Kur’ân-ı Kerim, münafıkların ve istismarcıların konuşma tarzını bizlere şöyle tanıtır: “Yoksa kalplerinde hastalık bulunan münafıklar, Allah’ın onların mü’minlere karşı duydukları kinlerini açığa çıkarmayacağını mı zannediyorlar? Eğer dileseydik onları sana tek tek gösterirdik, sen de onları simalarından tanırdın. Hattâ sen onları sözlerindeki lahnden (ses tonlarından ve konuşma üsluplarından) kesinlikle tanırsın. Allah, bütün işlerinizi bilir”[5]

Muhterem Müslümanlar!

Bu ayetler ve hadisler bize gösteriyor ki, samimi bir niyete dayanmayan amel ve davranışlar, sonuçta azap ve pişmanlıktan başka bir işe yaramayacaktır. İbadet, ilim ve  zenginlik  gibi kendilerine verilen imkânları, sadece gösteriş ve belli bir amaç uğruna kullananlar, yarın ilâhî huzurda bu yaptıklarından dolayı yalanlanarak yüzüstü cehenneme atılacaklardır.[6] Bu demektir ki, dinin yüce değerlerini istismar eden, onu dünya çıkarlarına âlet etmeye çalışanlar, kimlikleri ve yaptıkları ne olursa olsun, ahirette "yalan söylüyorsun" diye azarlanmak ve cezaya çarptırılmaktan yakalarını kurtaramayacaklardır.

Kıymetli Kardeşlerim!

Dini ve insani değerlerin istismarının önüne geçebilmek için,  hayatımızda yalnızca Kur’an-ı Kerim’in ve Hz. Peygamber’in (sav) mesajlarını rehber edinmek, Allah’ın bizlere vermiş olduğu aklımızı, kalbimizi ve vicdanımızı dini ve dünyevi menfaatler için değil, samimi ve ihlaslı bir niyetle, amellerimizi ve davranışlarımızı ortaya koymak gerekmektedir.

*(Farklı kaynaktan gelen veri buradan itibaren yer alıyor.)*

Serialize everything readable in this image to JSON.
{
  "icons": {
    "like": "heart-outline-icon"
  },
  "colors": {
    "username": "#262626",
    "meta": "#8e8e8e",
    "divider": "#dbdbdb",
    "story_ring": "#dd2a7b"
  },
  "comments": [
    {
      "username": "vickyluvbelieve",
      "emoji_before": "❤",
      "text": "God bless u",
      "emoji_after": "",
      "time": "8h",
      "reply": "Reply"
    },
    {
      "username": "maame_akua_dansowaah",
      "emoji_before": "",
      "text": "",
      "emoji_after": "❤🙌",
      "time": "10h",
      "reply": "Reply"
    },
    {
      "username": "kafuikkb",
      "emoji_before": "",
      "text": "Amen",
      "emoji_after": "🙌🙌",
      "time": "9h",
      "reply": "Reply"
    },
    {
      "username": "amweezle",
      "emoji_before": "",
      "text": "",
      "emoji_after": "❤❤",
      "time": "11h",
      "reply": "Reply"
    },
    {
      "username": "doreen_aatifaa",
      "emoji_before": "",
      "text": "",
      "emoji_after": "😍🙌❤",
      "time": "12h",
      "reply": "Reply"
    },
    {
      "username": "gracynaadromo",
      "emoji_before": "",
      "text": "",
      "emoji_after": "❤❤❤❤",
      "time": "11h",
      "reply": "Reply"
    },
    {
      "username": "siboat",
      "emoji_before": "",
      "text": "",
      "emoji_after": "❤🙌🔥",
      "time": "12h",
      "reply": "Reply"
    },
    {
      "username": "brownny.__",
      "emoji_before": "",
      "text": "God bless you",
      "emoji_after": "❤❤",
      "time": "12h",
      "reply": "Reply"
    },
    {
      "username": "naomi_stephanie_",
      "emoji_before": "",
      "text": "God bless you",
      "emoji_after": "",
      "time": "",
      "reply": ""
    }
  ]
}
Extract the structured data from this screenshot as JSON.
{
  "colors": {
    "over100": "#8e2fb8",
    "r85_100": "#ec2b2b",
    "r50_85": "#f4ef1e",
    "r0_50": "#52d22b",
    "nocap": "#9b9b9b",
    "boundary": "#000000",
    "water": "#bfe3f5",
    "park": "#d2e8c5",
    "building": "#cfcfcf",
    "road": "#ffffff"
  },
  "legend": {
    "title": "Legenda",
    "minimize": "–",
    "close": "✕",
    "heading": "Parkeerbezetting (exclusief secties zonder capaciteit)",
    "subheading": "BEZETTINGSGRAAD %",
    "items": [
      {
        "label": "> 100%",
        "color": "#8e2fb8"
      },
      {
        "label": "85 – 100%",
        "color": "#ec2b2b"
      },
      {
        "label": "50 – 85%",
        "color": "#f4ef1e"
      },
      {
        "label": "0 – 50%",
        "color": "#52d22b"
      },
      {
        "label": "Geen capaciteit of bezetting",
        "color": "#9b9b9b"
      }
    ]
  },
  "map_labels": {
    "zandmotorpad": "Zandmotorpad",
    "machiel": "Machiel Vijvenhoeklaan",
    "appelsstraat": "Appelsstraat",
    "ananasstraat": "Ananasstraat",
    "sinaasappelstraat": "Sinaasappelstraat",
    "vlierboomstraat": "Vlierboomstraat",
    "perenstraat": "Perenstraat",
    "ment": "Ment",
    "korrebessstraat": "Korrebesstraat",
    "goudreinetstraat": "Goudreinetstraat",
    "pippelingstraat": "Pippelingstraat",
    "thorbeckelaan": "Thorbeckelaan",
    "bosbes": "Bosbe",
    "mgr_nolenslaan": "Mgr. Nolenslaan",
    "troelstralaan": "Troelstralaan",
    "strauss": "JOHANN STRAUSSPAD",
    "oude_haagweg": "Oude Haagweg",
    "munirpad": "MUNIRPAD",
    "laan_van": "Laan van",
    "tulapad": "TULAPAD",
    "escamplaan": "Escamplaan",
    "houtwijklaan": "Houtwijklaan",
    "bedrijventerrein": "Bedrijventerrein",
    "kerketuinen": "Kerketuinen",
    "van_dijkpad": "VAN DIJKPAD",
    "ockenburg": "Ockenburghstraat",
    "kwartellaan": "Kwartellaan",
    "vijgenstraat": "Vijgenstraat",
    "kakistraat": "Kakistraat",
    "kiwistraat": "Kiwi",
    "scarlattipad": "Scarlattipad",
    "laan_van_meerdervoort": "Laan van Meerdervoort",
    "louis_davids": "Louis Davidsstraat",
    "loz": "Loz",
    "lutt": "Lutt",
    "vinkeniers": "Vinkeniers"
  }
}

Hutbemizi ihlas ve samimiyetin önemini vurgulayan, dini değerleri istismar etmenin kötü sonucunu bizlere bildiren, Sevgili Peygamberimiz’in (sav) bir hadis-i şeriflerinin  mealiyle bitirmek istiyorum: "Allah'ın hoşnutluğunu kazanmaya yarayan bir ilmi, sırf dünyalık elde etmek için öğrenen kimse, kıyamet günü cennetin kokusunu bile alamaz." [7]

 

Muhammed Baki Tuncel
Alzey DİTİB Camii Din Görevlisi

 

[1] Bakara, 2/11-12
[2] Müslim, İman, 164
[3] Bakara, 2/9
[4] Müslim, Sıfatü’l-Münafikîn, 17.
[5] Muhammed, 47/29-30.
[6] Müslim, İmâre, 152.
[7] Ebû Dâvûd, İlim 12; İbni Mâce, Mukaddime 23.